Dutch athlete (born 2003)

Nsikak Ekpo (born 14 April 2003) is a Dutch sprinter. He won silver at the 2024 European Athletics Championships in the men's 4 × 100 metres relay

==Biography==
Ekpo was a silver medalist at the 2021 European Athletics U20 Championships in Tallinn in the 4 × 100 metres relay.

Ekpo competed at the 2023 World Athletics Championships in Budapest in the 4 × 100 m relay.

Ekpo won a silver medal at the 2024 European Athletics Championships in Rome as part of the Dutch team in the 4 × 100 metres relay, in June 2024. He competed in the men's 4 × 100 metres relay at the 2024 Paris Olympics.

Ekpo was selected for the 60 metres at the 2025 European Athletics Indoor Championships in Apeldoorn.

Alongside Taymir Burnet, Xavi Mo-Ajok and Elvis Afrifa he was part of the Dutch 4 × 100 metres team which set a new national record of 37.87 seconds to win the 2025 European Athletics Team Championships First Division in Madrid on 28 June. He won the silver medal in the 100 metres race at the 2025 European Athletics U23 Championships, running a time of 10.30 seconds into a headwind (-2.0 m/s). In September 2025, he competed in the men's 4 × 100 metres at the 2025 World Championships in Tokyo, Japan, winning the bronze medal with the Dutch team.
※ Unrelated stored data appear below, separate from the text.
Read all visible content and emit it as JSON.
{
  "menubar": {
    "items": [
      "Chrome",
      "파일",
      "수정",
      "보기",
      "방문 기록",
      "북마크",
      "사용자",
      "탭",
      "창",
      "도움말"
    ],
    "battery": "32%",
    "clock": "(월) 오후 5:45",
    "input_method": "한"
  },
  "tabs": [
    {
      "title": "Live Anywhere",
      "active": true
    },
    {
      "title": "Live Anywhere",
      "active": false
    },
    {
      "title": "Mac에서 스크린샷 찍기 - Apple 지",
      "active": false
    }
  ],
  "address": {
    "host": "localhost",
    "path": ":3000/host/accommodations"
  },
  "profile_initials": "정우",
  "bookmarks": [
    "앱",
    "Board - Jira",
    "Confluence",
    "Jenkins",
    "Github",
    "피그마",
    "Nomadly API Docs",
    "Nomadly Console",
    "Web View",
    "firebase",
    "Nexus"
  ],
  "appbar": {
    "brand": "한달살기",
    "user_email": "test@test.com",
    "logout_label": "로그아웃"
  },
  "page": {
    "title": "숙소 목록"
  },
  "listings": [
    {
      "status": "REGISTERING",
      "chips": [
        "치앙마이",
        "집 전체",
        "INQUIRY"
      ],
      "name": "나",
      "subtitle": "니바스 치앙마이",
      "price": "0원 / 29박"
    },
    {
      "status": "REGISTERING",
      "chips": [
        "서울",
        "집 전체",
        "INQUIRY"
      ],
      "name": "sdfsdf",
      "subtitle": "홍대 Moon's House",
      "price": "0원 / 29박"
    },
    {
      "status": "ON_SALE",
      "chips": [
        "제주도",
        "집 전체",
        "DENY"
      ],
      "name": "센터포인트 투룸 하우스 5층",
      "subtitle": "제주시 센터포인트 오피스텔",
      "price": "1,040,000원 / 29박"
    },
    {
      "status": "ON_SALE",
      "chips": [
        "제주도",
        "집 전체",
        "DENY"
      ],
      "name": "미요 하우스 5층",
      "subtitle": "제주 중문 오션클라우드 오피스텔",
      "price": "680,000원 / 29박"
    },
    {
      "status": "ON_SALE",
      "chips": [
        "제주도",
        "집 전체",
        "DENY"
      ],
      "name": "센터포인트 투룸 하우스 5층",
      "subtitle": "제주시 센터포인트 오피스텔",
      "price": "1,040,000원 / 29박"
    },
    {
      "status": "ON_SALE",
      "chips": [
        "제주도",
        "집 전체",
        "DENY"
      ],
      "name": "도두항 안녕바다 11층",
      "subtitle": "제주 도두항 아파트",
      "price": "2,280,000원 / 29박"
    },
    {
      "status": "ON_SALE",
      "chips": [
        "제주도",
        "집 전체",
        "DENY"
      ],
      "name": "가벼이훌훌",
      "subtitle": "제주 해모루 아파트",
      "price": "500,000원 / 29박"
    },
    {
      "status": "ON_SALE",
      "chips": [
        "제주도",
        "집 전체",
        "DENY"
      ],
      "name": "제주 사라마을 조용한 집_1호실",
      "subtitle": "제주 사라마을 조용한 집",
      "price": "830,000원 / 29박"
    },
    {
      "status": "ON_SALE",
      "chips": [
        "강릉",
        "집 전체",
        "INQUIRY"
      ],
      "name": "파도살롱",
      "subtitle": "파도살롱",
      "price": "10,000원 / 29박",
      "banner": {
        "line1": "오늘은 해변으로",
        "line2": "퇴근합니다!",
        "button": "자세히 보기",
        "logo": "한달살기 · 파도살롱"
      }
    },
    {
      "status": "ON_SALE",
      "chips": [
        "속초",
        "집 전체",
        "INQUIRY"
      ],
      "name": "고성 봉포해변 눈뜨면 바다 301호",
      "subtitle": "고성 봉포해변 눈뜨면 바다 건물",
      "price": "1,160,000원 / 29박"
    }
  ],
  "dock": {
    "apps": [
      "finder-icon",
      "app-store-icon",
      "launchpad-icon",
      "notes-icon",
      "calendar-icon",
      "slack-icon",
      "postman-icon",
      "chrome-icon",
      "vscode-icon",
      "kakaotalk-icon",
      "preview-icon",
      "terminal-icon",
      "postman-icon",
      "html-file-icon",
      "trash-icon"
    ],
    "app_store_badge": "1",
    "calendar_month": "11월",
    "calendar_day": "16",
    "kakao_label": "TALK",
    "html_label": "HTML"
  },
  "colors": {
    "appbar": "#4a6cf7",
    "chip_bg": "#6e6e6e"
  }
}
Ekpo lowered his personal best for the 60 metres to 6.57 seconds competing in Apeldoorn in January 2026. The following month, he ran 6.61 seconds to win the 60 metres at the Dutch Indoor Athletics Championships. He competed with the Dutch squad at the 2026 World Athletics Relays in Gaborone, Botswana. On 25 July, he won the Dutch Championships in Hengelo over 100 metres with a time of 10.00 seconds, however he sustained an injury at the championships and missed the 2026 European Championships.